Look. No. Further.
These pancakes are comforting, hearty, and warming. Taking only 30 minutes to make, start to finish, they are perfect for a lazy morning breakfast – or a 1 pm brunch if we’re being real!
Full of nutty almond goodness, topped with vegan butter and real maple syrup (leave Aunt Jemima on the shelf y’all), you’re sure to feel like a kid again.
But a more sophisticated, health-conscious version of your childhood self.
Almond Spice Pancakes
Stacks on stacks on stacks of heart warming pancakes.
- 3/4 c (105 g) sorghum flower*
- 1/4 c (48 g) potato starch*
- 2 tbs (7 g) almond meal
- 1 tsp (4 g) baking powder
- 1/2 tsp (2 g) baking soda
- pinch of salt
- 1 tsp (2 g) cinnamon
- dash of cloves
- dash of nutmeg
- 1/2 c (4 oz) aquafaba (liquid from a can of chickpeas)
- 1/4 tsp (1 g) cream of tartar
- 1/2 c (4 oz) almond milk
- 2 tbs (28 g) almond butter
- 2 tbs (22 g) melted vegan butter
- 1 tbs (21 g) agave
- 1/2 tbs (0.5 oz) apple cider vinegar
- Heat electric griddle to 350 F or large non-stick pan to medium-low heat.
- Mix together almond milk and vinegar.
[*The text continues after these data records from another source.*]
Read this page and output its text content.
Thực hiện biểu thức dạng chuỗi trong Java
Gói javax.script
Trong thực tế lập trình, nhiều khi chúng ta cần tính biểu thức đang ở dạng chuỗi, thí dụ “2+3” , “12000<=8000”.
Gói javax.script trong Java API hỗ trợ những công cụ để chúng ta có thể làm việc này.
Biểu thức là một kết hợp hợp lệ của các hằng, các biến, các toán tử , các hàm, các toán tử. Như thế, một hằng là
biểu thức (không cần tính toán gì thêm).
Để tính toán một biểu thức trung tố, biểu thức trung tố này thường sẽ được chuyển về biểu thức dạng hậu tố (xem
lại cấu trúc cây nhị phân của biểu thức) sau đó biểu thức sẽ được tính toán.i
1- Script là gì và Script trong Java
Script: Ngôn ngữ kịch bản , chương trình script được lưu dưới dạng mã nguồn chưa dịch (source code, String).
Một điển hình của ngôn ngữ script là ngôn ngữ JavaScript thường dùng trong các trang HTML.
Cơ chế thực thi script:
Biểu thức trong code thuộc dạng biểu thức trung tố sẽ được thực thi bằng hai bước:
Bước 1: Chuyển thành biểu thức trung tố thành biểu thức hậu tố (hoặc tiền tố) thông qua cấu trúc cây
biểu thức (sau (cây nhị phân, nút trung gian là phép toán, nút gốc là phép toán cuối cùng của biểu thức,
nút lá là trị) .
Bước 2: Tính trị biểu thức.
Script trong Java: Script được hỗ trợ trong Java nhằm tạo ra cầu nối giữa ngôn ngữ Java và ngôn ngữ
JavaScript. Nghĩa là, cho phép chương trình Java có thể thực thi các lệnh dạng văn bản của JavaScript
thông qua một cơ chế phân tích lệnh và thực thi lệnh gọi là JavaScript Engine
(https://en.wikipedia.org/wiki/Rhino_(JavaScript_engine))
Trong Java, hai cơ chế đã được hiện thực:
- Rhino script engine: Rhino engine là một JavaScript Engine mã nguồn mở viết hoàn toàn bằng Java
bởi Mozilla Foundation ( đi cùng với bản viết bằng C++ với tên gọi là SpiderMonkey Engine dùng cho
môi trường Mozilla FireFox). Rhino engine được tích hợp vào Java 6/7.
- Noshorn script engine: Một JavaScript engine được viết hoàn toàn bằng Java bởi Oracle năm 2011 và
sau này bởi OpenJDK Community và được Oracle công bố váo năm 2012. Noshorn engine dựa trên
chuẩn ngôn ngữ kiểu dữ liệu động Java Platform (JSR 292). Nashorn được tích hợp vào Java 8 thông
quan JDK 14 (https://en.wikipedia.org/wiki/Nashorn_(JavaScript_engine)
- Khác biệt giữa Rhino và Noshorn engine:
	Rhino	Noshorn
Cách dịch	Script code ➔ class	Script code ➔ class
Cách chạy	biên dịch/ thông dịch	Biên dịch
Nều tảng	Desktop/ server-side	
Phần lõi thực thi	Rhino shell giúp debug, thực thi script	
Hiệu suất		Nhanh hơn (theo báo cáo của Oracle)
Set aside.
- In a medium mixing bowl, whisk together all of the dry ingredients. Set aside.
- Add almond butter, melted vegan butter, and agave to almond milk mixture and stir to combine.
- In a separate bowl, whip together aquafaba and cream of tartar until medium peaks are formed. About 4-5 minutes.
- Pour almond milk mixture on top of dry mixture and combine with a wooden spoon or spatula. Add in aquafaba and mix until batter just comes together.
- Using a ladle or measuring cup (likely 1/3 cup), pour batter onto hot griddle – leaving an inch of space around each pancake – and cook until bubbles begin to form around the edges and the bottom is brown, about 3 minutes.
- Flip and cook another 3 minutes or until golden, brown, and delicious.
- Serve while fresh with vegan butter, maple syrup, and a glass of cold almond milk.
- Alternatively, store in between tea towels in oven at its lowest temperature for up to thirty minutes.
*While I haven’t tried it myself, so I can’t guarantee the results, oat or buckwheat flour would likely be a good substitute for sorghum flour.
*You can substitute potato starch for cornstarch, tapioca starch, or arrowroot powder.